Hey i my actuactor is off a 1g Eclipse, set at 12 psi, i don't need that much on the first few days/weeks. Does anyone know what other stock turbo cars stock psi was, so i can go source me a lower psi actuator. 
I know the an EXTERNAL would be better, but i'm not set up for it this time around.

Thanks 
Dave


----------



## Chuck (Nov 19, 2003)

koroshiya said:


> Hey i my actuactor is off a 1g Eclipse, set at 12 psi, i don't need that much on the first few days/weeks. Does anyone know what other stock turbo cars stock psi was, so i can go source me a lower psi actuator.
> I know the an EXTERNAL would be better, but i'm not set up for it this time around.
> 
> Thanks
> Dave


most nissan t25/t28's are around 7-8psi.. i think


----------



## dave_f (Dec 11, 2002)

you can get an electronic boost controller... or a cheaper manual variety, that might be easier than trying to adapt another cars wastegate onto your turbo. If you have a boost gauge you can always use your right foot as a boost controller. one last option is to stack washers between where the wastegate attaches to the compressor housing... its kind of ghetto, but in some cases it works.
-dave



koroshiya said:


> Hey i my actuactor is off a 1g Eclipse, set at 12 psi, i don't need that much on the first few days/weeks. Does anyone know what other stock turbo cars stock psi was, so i can go source me a lower psi actuator.
> I know the an EXTERNAL would be better, but i'm not set up for it this time around.
> 
> Thanks
> Dave


----------



## koroshiya (Dec 28, 2002)

I have a manuel boost controller, but i was told that it only allowed more that spring lvl boost, not less, is that wrong?

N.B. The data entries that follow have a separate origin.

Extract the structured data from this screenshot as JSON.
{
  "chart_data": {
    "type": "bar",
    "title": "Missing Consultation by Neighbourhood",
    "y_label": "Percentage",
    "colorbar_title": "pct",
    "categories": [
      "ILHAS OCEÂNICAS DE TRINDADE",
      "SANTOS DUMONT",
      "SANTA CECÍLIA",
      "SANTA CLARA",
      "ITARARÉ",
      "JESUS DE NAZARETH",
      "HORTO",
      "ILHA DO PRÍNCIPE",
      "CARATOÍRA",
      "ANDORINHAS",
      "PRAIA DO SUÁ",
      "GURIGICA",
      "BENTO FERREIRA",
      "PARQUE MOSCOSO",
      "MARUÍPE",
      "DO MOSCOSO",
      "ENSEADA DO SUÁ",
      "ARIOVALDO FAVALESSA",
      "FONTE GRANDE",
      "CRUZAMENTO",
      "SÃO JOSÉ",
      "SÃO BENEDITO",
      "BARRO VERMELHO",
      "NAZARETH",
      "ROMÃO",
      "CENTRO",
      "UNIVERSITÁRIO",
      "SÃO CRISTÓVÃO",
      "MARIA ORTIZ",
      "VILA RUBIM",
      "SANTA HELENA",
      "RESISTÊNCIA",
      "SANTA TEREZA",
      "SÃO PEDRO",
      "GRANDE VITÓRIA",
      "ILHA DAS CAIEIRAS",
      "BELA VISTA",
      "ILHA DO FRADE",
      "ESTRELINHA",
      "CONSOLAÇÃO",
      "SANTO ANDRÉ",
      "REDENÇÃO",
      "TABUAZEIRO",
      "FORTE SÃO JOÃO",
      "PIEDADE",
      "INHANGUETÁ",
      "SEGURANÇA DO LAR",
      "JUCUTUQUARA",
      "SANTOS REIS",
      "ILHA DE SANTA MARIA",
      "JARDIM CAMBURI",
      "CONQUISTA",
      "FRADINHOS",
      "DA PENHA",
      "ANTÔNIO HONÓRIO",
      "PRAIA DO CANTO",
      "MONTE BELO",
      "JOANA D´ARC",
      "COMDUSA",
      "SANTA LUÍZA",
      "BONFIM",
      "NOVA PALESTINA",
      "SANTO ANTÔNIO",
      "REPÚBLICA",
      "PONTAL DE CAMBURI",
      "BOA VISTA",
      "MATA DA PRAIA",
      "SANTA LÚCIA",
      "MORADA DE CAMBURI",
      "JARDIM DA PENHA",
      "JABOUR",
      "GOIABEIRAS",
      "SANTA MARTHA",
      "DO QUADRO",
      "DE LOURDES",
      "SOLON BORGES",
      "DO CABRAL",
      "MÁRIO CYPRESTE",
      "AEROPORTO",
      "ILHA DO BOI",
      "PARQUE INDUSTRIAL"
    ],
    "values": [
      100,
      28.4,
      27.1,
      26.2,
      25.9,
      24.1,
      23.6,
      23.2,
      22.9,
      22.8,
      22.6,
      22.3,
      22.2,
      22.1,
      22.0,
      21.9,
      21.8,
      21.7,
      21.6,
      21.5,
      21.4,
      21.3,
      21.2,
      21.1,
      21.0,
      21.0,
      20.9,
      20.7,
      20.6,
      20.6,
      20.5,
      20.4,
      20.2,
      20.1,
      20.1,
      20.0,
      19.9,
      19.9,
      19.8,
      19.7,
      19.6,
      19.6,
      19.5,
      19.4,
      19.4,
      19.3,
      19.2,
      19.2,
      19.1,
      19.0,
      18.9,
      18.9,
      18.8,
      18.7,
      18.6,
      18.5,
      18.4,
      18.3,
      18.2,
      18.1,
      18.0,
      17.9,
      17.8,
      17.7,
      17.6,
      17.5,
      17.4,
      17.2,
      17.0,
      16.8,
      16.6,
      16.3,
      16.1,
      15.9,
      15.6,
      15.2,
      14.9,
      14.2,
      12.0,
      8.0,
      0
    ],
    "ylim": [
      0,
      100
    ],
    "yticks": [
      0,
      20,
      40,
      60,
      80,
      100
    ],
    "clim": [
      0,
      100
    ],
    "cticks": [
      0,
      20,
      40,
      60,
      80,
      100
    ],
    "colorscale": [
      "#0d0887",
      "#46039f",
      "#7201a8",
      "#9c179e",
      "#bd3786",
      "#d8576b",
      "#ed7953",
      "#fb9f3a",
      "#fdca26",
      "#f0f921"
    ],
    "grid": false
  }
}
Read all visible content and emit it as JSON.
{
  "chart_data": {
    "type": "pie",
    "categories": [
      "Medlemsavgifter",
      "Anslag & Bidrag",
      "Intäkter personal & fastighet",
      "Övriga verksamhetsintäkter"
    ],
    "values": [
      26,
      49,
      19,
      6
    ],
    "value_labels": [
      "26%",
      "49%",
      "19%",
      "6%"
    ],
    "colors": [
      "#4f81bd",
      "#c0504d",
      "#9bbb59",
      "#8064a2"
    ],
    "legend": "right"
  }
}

And how does this ghetto thing work, because the spring is already compressed a little, it take less to open or something like that?


----------



## dave_f (Dec 11, 2002)

wahsers id definetly arent the best way to go, but basically you idea is to limit some of the preload in your wastgate, so it take slightly less pressure to initiate its opening. 
your right a manual boost controller will only help you get more boost.... 
now that you mention it I dont know if you could even make use of an electronic controller with a conventional stock wastegate.
finding a different wastegate, modifying your current one, or using your throttle as a boost regulator are your best options.
-dave


----------



## koroshiya (Dec 28, 2002)

Thanks for the help DaveF, i think i can find a t3 wasteactuator aqt the junk yard, then mod it to fit will be easy.

Dave


----------